Vatandaşları sevdiğini, hizmet etmek istediğini vurgulayan Kılıçdaroğlu, "Ben böyle konuştuğum için Erdoğan çok rahatsız. 'Bay Kemal konuşuyor' diyor. Bay Kemal konuşacak, Bay Kemal Türkiye'ye gerçekleri anlatacak. Bay Kemal olmak kolay değil. Bay Kemal olmak için önce namuslu, dürüst adam olmak lazım. Bay Kemal olmak, oğlunu bedelli askerliğe göndermemek demek. Bay Kemal olmak için kul hakkı yememek gerekiyor. Bay Kemal olmak için, 'komşusu açken tok yatan bizden değildir' kültürüne sahip olmak lazım" ifadelerini kullandı.
"Bedava uçak, en büyük zillet odur"
Çiftçinin, esnafın, işsizin, sokakta gezen çöpten kağıt toplayıp geçimini sağlayan 6 milyon kişinin derdini dile getirdiğini belirten Kılıçdaroğlu, "Rahatsız oluyor Beyefendi, 'Beni alkışlayın' diyor. Güzel şey yap alkışlarım ama gidip de devlet fabrikasını Katar ordusuna, '50 milyon dolar para bulamadım' diye satıyorsan, kusura bakma seni alkışlamam, seni bu ülkede milliyetçi ve vatansever olarak ilan etmem. Sana verilen bir uçak yüzünden devletin silah fabrikası mı satılır? Bedava uçak, en büyük zillet odur. Katar Emiri bedava uçak verdi, ben uçağa bineceğim. Bu, Türkiye Cumhuriyeti Devleti'nin tarihine hakarettir. Bedava uçağa bindin, şimdi talimat alıyorsun. Sizinle beraber her türlü mücadeleyi yapacağız, hiç kimsenin önünde diz çökmeyeceğiz. Bu ülkeyi, bu vatanı, bu bayrağı, bu milleti seveceğiz. Kim olursa olsun, oy versin vermesin kimin sorunu varsa o sorunla ilgileneceğiz" diye konuştu.
Belediye başkan adaylarından hiçbir ayrım yapmamalarını isteyen Kılıçdaroğlu, Ankara'ya kimliğini yeniden kazandıracaklarını vurguladı.

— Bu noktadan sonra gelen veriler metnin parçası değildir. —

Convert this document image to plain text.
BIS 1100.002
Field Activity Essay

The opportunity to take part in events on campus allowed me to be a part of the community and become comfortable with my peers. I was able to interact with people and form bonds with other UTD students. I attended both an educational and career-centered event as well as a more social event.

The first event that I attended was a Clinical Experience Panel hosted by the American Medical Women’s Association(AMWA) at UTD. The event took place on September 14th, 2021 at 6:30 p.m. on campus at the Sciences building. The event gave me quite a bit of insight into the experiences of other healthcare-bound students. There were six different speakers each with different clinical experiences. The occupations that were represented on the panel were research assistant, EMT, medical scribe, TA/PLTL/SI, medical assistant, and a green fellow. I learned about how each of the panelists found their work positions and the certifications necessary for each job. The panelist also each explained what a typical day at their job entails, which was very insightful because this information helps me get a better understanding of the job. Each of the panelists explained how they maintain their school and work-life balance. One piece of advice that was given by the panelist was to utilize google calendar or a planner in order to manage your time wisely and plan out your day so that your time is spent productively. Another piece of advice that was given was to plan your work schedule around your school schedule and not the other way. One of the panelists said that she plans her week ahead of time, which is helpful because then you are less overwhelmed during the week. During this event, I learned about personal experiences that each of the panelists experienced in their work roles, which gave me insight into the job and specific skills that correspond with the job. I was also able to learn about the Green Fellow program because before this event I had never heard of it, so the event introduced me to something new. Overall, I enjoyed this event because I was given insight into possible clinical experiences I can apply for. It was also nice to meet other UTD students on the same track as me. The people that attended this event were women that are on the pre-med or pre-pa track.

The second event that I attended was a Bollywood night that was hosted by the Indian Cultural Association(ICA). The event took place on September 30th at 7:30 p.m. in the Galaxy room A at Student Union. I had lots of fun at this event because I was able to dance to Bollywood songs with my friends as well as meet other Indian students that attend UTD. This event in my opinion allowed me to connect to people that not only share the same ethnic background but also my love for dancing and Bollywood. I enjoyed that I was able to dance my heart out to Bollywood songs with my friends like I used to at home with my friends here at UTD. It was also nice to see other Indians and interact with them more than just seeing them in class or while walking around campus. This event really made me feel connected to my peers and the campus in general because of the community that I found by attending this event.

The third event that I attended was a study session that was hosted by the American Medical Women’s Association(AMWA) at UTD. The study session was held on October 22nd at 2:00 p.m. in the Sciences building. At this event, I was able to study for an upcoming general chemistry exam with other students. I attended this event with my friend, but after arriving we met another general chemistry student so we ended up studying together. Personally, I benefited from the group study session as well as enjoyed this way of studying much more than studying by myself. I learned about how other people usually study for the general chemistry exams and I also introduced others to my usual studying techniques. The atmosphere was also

Kılıçdaroğlu, Mansur Yavaş ve Güçlü Şenel'i yanına çağırarak, "Her türlü iftirayı attılar. Niye iftira ediyorlar? Kazanamadıkları için. Ama Mansur Başkan, bütün bunların hepsini aştı. Onun gönlünde insan sevgisi, hizmet aşkı, hiçbir çocuğun yatağa aç girmediği bir Ankara var. Onun gönlünde kırsalda yaşayan vatandaşla şehirde yaşayan vatandaş arasında sağlıklı bir gelir dağılımı, ucuz bir Ankara, herkesin işinin aşının olduğu bir Ankara var" dedi.
Kemal Kılıçdaroğlu, Şenel'in de aynı ilke ve ülküyle yola çıktığını sözlerine ekledi.